The Coast Guard intends to lease a contractor provided and crewed vessel for a period of five years.
This is the “Concept of Operations”
2.1 Relationship with Coast Guard Personnel
The contractor shall operate and maintain the vessel, navigating under the guidance of the embarked USCG Operations Manager. The contractor shall engage the Contracting Officer’s Representative (COR) regarding ongoing contract management and execution activities, concerns, and issues. The contractor’s personnel (e.g. ship’s Master) will retain command and control of the vessel safety and operation in execution of the Operations Manager and COR direction.
2.2 Concept of Operations
The primary mission is to project sovereignty and augment the Coast Guard’s current fleet to achieve complete operational control of the U.S. border and maritime approaches. The contractor will provide a logistics and mission support vessel to increase the capability and capacity of existing assets (e.g. food, fuel, potable water, laundry, personnel).

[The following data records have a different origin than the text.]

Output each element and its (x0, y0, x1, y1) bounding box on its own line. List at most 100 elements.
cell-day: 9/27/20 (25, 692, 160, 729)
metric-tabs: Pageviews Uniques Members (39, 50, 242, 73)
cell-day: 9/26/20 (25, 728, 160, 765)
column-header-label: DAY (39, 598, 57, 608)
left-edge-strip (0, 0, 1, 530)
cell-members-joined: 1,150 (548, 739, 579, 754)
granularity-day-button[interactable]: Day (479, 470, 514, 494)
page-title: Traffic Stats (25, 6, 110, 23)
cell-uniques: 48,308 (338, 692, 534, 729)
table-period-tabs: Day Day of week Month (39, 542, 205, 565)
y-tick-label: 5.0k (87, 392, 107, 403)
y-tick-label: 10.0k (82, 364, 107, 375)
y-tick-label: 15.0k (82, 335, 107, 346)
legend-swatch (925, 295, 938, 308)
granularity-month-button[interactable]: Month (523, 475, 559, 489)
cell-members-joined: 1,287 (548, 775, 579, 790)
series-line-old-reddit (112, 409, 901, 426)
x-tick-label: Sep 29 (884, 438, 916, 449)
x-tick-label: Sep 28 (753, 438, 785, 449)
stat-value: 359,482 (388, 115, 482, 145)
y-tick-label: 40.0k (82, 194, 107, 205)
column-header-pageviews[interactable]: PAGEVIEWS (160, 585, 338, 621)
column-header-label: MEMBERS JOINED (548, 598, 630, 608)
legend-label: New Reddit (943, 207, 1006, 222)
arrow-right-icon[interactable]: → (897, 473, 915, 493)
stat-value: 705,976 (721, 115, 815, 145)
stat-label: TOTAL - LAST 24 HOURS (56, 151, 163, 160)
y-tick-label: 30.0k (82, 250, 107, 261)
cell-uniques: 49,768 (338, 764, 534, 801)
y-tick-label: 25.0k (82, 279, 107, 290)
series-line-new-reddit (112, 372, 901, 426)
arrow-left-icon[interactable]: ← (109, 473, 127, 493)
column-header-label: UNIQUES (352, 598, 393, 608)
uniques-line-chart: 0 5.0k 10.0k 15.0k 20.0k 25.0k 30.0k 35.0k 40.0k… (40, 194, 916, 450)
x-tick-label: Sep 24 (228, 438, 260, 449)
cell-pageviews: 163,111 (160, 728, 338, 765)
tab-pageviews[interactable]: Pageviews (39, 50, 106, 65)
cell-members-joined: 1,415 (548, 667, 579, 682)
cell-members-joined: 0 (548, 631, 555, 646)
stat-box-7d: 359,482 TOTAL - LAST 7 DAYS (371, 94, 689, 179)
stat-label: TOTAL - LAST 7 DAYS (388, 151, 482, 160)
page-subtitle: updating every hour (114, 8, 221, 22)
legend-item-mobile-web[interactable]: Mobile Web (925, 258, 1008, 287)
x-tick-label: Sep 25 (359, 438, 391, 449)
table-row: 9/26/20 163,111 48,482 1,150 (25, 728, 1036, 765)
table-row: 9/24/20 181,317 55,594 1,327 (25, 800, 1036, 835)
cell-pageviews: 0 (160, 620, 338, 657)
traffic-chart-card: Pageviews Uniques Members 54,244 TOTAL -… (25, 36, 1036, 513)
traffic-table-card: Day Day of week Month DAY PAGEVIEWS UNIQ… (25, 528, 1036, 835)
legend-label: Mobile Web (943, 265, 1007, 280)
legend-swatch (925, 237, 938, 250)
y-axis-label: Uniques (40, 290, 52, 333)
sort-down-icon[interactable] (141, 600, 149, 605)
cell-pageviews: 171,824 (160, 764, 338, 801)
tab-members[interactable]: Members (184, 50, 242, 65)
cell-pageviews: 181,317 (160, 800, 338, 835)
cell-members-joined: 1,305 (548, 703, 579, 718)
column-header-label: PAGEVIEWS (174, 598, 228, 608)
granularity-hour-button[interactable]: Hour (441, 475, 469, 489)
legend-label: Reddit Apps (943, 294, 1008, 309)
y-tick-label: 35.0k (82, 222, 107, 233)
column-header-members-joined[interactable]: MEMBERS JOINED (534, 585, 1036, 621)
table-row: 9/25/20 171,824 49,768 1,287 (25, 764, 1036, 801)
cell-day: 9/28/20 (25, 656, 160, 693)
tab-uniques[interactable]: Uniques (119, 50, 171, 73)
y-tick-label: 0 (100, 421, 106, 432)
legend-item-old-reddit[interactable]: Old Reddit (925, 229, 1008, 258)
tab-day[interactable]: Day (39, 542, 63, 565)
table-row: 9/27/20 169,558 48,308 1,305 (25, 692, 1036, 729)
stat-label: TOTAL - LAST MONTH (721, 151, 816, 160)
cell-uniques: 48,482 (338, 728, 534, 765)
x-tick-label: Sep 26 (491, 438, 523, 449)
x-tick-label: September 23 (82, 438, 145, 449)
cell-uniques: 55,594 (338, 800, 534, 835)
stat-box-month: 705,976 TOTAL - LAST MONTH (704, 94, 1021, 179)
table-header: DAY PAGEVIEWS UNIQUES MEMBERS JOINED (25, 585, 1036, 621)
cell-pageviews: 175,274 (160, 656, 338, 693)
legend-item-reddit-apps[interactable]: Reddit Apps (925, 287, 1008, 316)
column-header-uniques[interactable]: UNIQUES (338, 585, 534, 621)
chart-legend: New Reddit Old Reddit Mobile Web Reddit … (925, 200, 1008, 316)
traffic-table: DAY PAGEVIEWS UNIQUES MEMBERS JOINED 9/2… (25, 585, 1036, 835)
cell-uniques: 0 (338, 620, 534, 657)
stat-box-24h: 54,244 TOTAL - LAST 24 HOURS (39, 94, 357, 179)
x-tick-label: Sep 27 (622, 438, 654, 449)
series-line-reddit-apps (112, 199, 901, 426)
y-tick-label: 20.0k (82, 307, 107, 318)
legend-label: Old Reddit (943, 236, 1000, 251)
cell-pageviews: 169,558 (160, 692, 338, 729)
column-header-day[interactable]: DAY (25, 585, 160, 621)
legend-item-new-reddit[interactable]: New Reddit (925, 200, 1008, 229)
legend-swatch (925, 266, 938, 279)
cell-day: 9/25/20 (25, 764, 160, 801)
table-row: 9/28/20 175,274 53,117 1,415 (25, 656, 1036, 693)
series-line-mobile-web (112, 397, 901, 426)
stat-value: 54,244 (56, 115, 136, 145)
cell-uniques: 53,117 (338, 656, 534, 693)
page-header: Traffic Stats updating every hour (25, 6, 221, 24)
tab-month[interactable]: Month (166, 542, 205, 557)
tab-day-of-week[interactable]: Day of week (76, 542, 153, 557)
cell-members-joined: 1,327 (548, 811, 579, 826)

It I not clear how this ship will help the current fleet “achieve complete operational control of the U.S. border and maritime approaches.” Potential operating areas include just about anywhere the Coast Guard currently operates. Required capabilities are listed below.
The range is shorter than that of an FRC.
In terms of logistics, as an underway replenishment vessel the 10,000 gallons is 62.5% of the fuel capacity of an FRC.
Perhaps she will be used to transport and house migrants, but that does not seem to go with the command and control mission mentioned or the twelve Coast Guard passengers.
Ultimate capability depends very much on what will be in the four containers she can carry. Do we have anything ready to go?
The failure of the Littoral Combat Ships was that they built the ships before they built the mission modules. Hope we don’t make the same mistake here.